Dengan adanya putusan MK, partai maupun koalisi partai yang memiliki kursi di DPRD harus memiliki setidaknya 20% kursi di dewan legislatif daerah atau 25% akumulasi suara di daerah tersebut untuk dapat mengajukan calon kepala daerah. Pada titik ini juga muncul pembahasan tentang Kaesang Pangarep yang kembali memiliki peluang untuk mencalonkan diri karena perubahan interpretasi usia calon yang disahkan oleh Baleg DPR.
Ketua Divisi Teknis KPU RI Idham Holik mengatakan bahwa pihaknya akan mempelajari semua putusan MK berkenaan dengan perubahan ini. Hal ini menunjukkan bahwa KPU RI akan menyiapkan segala sesuatu agar selaras dengan peraturan-peraturan baru dari Mahkamah Konstitusi.

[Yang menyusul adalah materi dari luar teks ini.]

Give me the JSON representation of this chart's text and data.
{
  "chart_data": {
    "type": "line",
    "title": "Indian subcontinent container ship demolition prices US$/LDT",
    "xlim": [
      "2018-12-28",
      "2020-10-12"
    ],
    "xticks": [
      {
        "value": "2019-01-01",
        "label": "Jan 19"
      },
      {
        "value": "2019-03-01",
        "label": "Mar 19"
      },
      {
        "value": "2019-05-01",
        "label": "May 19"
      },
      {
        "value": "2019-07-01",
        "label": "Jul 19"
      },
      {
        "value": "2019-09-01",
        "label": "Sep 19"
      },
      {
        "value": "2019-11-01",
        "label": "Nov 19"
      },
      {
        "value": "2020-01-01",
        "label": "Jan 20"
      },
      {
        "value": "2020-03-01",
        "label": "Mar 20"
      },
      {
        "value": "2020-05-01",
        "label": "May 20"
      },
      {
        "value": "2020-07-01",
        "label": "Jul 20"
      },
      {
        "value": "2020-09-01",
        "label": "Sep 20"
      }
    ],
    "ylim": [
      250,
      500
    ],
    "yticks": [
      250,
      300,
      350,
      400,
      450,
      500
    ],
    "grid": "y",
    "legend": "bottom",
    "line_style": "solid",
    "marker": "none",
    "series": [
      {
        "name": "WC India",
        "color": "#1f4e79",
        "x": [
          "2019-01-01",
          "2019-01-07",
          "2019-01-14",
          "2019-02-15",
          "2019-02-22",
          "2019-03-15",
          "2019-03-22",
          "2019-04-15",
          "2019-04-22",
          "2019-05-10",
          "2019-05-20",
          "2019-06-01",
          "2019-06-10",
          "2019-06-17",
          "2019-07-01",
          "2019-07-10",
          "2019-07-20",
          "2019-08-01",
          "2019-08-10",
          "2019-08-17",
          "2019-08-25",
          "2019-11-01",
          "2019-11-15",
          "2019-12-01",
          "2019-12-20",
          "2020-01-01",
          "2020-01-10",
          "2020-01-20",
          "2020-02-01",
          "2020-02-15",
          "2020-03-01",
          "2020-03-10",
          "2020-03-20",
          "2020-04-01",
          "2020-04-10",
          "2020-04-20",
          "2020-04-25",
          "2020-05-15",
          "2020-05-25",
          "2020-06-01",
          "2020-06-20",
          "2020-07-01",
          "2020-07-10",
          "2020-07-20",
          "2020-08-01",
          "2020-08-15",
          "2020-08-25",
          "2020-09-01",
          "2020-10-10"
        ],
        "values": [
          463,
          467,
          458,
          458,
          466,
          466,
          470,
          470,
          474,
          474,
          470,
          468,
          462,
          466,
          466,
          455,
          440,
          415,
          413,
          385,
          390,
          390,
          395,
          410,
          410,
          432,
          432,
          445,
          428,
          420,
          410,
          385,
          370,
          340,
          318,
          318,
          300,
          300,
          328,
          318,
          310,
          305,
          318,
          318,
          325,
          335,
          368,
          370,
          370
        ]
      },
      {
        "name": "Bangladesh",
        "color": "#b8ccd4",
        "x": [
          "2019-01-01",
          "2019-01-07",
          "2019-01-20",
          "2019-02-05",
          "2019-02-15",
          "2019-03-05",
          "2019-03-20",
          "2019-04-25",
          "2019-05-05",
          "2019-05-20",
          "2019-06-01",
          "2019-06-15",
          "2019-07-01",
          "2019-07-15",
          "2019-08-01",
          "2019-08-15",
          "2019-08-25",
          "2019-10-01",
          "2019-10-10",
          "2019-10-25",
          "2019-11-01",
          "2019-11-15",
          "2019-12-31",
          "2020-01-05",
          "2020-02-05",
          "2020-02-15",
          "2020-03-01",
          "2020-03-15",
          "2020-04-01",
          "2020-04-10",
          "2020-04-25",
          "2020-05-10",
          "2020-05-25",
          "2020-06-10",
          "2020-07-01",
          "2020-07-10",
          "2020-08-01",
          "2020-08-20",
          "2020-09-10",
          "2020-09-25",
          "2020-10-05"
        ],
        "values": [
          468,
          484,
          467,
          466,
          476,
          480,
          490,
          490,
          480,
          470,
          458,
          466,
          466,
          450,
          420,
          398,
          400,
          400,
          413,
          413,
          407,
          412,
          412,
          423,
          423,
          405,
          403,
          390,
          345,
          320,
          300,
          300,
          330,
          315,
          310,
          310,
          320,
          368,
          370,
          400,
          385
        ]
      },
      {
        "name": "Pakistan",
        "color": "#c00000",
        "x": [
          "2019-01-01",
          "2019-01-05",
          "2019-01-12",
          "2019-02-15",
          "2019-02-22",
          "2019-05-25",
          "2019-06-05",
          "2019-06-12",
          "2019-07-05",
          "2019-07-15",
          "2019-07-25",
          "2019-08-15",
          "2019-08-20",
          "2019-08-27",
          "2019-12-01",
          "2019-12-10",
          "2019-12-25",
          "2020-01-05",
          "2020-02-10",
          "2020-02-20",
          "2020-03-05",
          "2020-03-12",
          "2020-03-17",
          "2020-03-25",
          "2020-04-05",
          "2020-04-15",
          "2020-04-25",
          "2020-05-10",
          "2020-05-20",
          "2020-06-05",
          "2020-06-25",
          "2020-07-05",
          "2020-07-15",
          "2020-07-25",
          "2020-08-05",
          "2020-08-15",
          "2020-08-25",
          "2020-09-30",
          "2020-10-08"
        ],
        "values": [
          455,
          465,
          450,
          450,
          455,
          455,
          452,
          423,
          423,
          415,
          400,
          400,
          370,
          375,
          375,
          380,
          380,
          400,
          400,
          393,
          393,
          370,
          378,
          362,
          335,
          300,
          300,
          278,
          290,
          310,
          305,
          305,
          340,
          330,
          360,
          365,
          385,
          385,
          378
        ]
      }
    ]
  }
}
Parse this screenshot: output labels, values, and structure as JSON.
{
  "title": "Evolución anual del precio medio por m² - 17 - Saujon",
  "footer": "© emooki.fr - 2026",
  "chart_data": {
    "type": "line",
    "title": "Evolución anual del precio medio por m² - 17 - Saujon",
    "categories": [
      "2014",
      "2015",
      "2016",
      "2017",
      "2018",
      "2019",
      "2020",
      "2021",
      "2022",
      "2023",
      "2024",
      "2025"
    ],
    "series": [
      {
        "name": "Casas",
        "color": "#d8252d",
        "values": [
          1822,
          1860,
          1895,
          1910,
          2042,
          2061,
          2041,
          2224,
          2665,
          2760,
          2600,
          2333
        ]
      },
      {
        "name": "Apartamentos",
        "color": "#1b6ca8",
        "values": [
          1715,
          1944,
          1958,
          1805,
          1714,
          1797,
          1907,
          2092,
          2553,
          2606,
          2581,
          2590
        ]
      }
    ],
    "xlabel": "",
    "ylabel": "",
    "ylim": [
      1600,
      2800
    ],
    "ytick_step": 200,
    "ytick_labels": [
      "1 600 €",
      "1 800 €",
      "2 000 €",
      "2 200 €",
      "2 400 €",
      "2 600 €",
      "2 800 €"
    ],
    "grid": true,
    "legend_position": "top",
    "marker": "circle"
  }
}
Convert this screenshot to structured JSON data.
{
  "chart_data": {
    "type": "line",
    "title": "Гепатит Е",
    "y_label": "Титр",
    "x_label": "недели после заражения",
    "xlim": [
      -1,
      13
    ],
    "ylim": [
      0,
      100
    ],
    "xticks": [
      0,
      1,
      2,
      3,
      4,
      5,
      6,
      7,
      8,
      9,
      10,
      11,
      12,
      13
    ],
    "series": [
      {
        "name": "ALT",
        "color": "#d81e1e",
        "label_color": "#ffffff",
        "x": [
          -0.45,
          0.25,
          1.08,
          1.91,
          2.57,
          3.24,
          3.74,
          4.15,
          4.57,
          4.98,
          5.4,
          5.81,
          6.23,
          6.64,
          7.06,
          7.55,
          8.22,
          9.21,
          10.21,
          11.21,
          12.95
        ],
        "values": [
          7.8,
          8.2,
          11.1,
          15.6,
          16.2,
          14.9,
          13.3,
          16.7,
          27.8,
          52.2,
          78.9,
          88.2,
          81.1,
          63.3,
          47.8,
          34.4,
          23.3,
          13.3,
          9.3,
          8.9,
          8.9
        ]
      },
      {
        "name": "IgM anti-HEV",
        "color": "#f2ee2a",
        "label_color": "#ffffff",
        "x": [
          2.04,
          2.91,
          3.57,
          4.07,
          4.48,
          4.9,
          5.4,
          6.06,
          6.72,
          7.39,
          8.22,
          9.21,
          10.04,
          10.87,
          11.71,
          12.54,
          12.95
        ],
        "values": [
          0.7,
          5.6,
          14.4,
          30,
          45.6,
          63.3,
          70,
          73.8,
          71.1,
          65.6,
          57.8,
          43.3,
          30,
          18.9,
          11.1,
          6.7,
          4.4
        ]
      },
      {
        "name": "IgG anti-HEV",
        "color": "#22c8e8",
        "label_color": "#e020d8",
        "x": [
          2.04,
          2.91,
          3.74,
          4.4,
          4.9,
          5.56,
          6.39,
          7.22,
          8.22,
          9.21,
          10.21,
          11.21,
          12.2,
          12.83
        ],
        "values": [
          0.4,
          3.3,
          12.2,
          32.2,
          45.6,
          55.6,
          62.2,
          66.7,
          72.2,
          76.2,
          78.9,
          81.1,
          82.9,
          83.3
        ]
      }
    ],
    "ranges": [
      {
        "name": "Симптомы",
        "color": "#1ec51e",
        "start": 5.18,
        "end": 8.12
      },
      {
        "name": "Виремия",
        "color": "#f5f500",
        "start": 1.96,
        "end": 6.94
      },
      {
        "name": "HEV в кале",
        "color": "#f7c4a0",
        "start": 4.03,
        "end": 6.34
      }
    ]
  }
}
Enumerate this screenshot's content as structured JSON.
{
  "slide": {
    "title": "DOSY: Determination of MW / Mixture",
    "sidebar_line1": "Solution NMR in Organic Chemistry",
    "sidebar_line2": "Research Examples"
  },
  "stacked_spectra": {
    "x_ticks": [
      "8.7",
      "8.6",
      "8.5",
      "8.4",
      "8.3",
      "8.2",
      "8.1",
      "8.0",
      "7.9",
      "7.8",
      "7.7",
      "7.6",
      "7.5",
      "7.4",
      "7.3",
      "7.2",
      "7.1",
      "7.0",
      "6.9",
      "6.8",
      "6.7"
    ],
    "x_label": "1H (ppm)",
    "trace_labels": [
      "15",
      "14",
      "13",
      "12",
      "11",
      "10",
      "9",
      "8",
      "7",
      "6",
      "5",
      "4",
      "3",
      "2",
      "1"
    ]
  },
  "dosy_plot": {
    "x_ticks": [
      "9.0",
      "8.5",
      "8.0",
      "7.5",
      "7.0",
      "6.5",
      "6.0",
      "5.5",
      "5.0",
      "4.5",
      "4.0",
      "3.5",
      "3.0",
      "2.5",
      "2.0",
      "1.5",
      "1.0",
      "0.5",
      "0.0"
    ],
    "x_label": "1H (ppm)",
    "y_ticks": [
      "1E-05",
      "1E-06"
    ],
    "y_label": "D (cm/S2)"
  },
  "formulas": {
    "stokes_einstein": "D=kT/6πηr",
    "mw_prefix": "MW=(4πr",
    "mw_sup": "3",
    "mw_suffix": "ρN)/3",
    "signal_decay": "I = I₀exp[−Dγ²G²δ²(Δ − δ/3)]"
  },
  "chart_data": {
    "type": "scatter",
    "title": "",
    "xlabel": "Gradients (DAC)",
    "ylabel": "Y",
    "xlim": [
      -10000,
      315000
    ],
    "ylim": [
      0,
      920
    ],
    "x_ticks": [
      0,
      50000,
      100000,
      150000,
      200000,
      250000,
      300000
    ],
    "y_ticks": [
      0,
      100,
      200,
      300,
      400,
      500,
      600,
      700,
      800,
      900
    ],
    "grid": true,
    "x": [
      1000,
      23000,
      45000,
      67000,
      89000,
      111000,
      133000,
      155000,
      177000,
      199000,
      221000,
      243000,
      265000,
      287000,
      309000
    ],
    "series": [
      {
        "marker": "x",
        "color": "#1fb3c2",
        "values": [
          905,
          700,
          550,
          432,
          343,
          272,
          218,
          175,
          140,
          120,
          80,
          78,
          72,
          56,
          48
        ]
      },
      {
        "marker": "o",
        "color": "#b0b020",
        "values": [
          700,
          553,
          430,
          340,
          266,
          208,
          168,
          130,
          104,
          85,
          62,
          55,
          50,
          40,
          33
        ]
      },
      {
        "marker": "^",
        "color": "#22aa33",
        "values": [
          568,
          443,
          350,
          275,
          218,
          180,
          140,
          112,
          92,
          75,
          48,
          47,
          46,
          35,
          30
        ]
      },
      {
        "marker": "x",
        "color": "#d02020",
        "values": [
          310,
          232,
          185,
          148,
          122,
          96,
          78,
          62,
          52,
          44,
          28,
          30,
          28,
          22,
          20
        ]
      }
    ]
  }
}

Kondisi politik terkini di Jakarta pun turut berubah dengan adanya keputusan ini, di mana PDIP sebagai salah satu partai pengusung kandidat kepala daerah berpotensi tidak bisa mendaftarkan kandidat mereka sendiri karena syarat ambang batas di DPRD Jakarta yang tidak terpenuhi. Keadaan ini memperlihatkan bahwa Pilkada 2024 bisa menjadi ajang dinamika demokrasi yang kompleks, di mana asa masyarakat untuk mendapatkan alternatif pilihan yang beragam dan berkeadilan menjadi sebuah tuntutan.
Putusan MK telah membawa angin perubahan dalam kontestasi politik, dimana setiap partai memiliki potensi untuk mengajukan calon mereka sendiri tanpa harus berkoalisi, merubah landscape persaingan politik dalam Pilkada mendatang. Di tengah kontroversi revisi UU Pilkada, urgensi untuk harmonisasi demokrasi dalam bingkai ” #SeruanIndonesiaDamai” kini tidak hanya menjadi seruan, melainkan harapan bagi pelaksanaan Pilkada yang adil, berintegritas, dan mewakili aspirasi rakyat.